<h1>Experiment with adding noise on the std1pos data</h1>

In [1]:
%load_ext autoreload
%autoreload 2
%matplotlib inline

In [2]:
import os
import sys
basedir = '/home/joewandy/git/metabolomics_tools'
sys.path.append(basedir)

In [3]:
import numpy as np
import pylab as plt
import pandas as pd
import seaborn as sns
sns.set(color_codes=True)
from IPython.display import display, HTML

import cPickle
import random
import copy
import glob
import gzip

In [4]:
from alignment.models import HyperPars as AlignmentHyperPars
from discretisation.adduct_cluster import AdductCluster, Peak, Possible
from discretisation import utils
from discretisation.preprocessing import FileLoader
from alignment.shared_bin_matching import SharedBinMatching as Aligner
from alignment.ground_truth import GroundTruth
from discretisation.models import Feature, PeakData

<h2>Experiment Parameters</h2>

Set up all the experiment parameters

In [5]:
input_dir = '/home/joewandy/git/metabolomics_tools/alignment/input/std1_csv_full_old'
transformation_file = '/home/joewandy/git/metabolomics_tools/alignment/pos_transformations_full.yml'
gt_file = '/home/joewandy/git/metabolomics_tools/alignment/input/std1_csv_full_old/ground_truth/ground_truth.txt'

In [43]:
hp = AlignmentHyperPars()    
hp.within_file_mass_tol = 5
hp.within_file_rt_tol = 30
hp.across_file_mass_tol = 10
hp.across_file_rt_tol = 120
hp.alpha_mass = 1.0
hp.dp_alpha = 1000.0
hp.beta = 0.1
hp.t = 0.0
hp.mass_clustering_n_iterations = 200
hp.rt_clustering_nsamps = 100
hp.rt_clustering_burnin = 0

print hp

Hyperparameters across_file_mass_tol=10, across_file_rt_tol=120, alpha_mass=1.0, beta=0.1, dp_alpha=1000.0, mass_clustering_n_iterations=200, matching_alpha=0.3, rt_clustering_burnin=0, rt_clustering_nsamps=100, t=0.0, within_file_mass_tol=5, within_file_rt_tol=30


In [7]:
evaluation_method = 2
n_iter = 30

In [8]:
param_list = []
for mass_tol in range(2, 11, 2):
    for rt_tol in range(5, 101, 5):
        param_list.append((mass_tol, rt_tol))

# overwrite
param_list = [(hp.across_file_mass_tol, hp.across_file_rt_tol)]
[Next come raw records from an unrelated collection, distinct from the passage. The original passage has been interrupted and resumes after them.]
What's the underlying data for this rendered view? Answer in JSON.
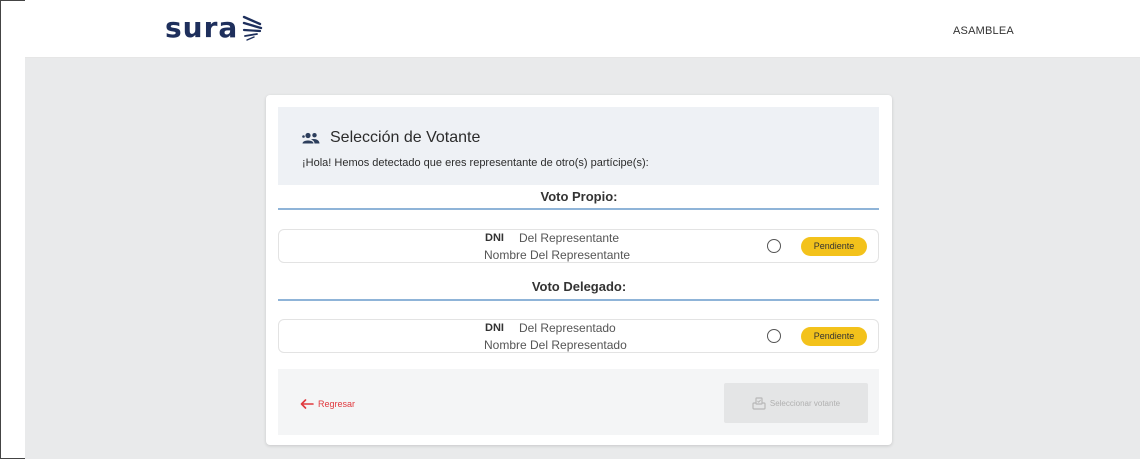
{
  "header": {
    "logo_text": "sura",
    "nav_link": "ASAMBLEA"
  },
  "card": {
    "title": "Selección de Votante",
    "subtitle": "¡Hola! Hemos detectado que eres representante de otro(s) partícipe(s):",
    "sections": [
      {
        "title": "Voto Propio:",
        "row": {
          "dni_label": "DNI",
          "line1": "Del Representante",
          "line2": "Nombre Del Representante",
          "status": "Pendiente"
        }
      },
      {
        "title": "Voto Delegado:",
        "row": {
          "dni_label": "DNI",
          "line1": "Del Representado",
          "line2": "Nombre Del Representado",
          "status": "Pendiente"
        }
      }
    ],
    "back_label": "Regresar",
    "select_label": "Seleccionar votante"
  },
  "colors": {
    "brand": "#1e2f5c",
    "status_pending": "#f3c21b",
    "back_link": "#e0393e",
    "divider": "#8fb4d8",
    "backdrop": "#e9eaeb"
  },
  "icons": {
    "logo": "sura-wing-logo",
    "title": "people-icon",
    "back": "arrow-left-icon",
    "select": "ballot-box-icon"
  }
}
<h2>Create the first-stage clustering for all input files -- Gibbs, mh_biggest=True</h2>

In [9]:
def load_or_create_clustering(filename, input_dir, transformation_file, hp):
    try:
        with gzip.GzipFile(filename, 'rb') as f:
            combined_list = cPickle.load(f)
            print "Loaded from %s" % filename
            return combined_list
    except (IOError, EOFError):
        loader = FileLoader()        
        data_list = loader.load_model_input(input_dir, synthetic=True)
        aligner = Aligner(data_list, None, transformation_file, 
                               hp, verbose=False, seed=1234567890, parallel=True, mh_biggest=True, use_vb=False)
        clustering_results = aligner._first_stage_clustering()
        combined_list = zip(data_list, clustering_results)
        with gzip.GzipFile(filename, 'wb') as f:
            cPickle.dump(combined_list, f, protocol=cPickle.HIGHEST_PROTOCOL)        
        print "Saved to %s" % filename
        return combined_list

In [10]:
combined_list = load_or_create_clustering('pickles/std1_pos_clustering.p', input_dir, transformation_file, hp)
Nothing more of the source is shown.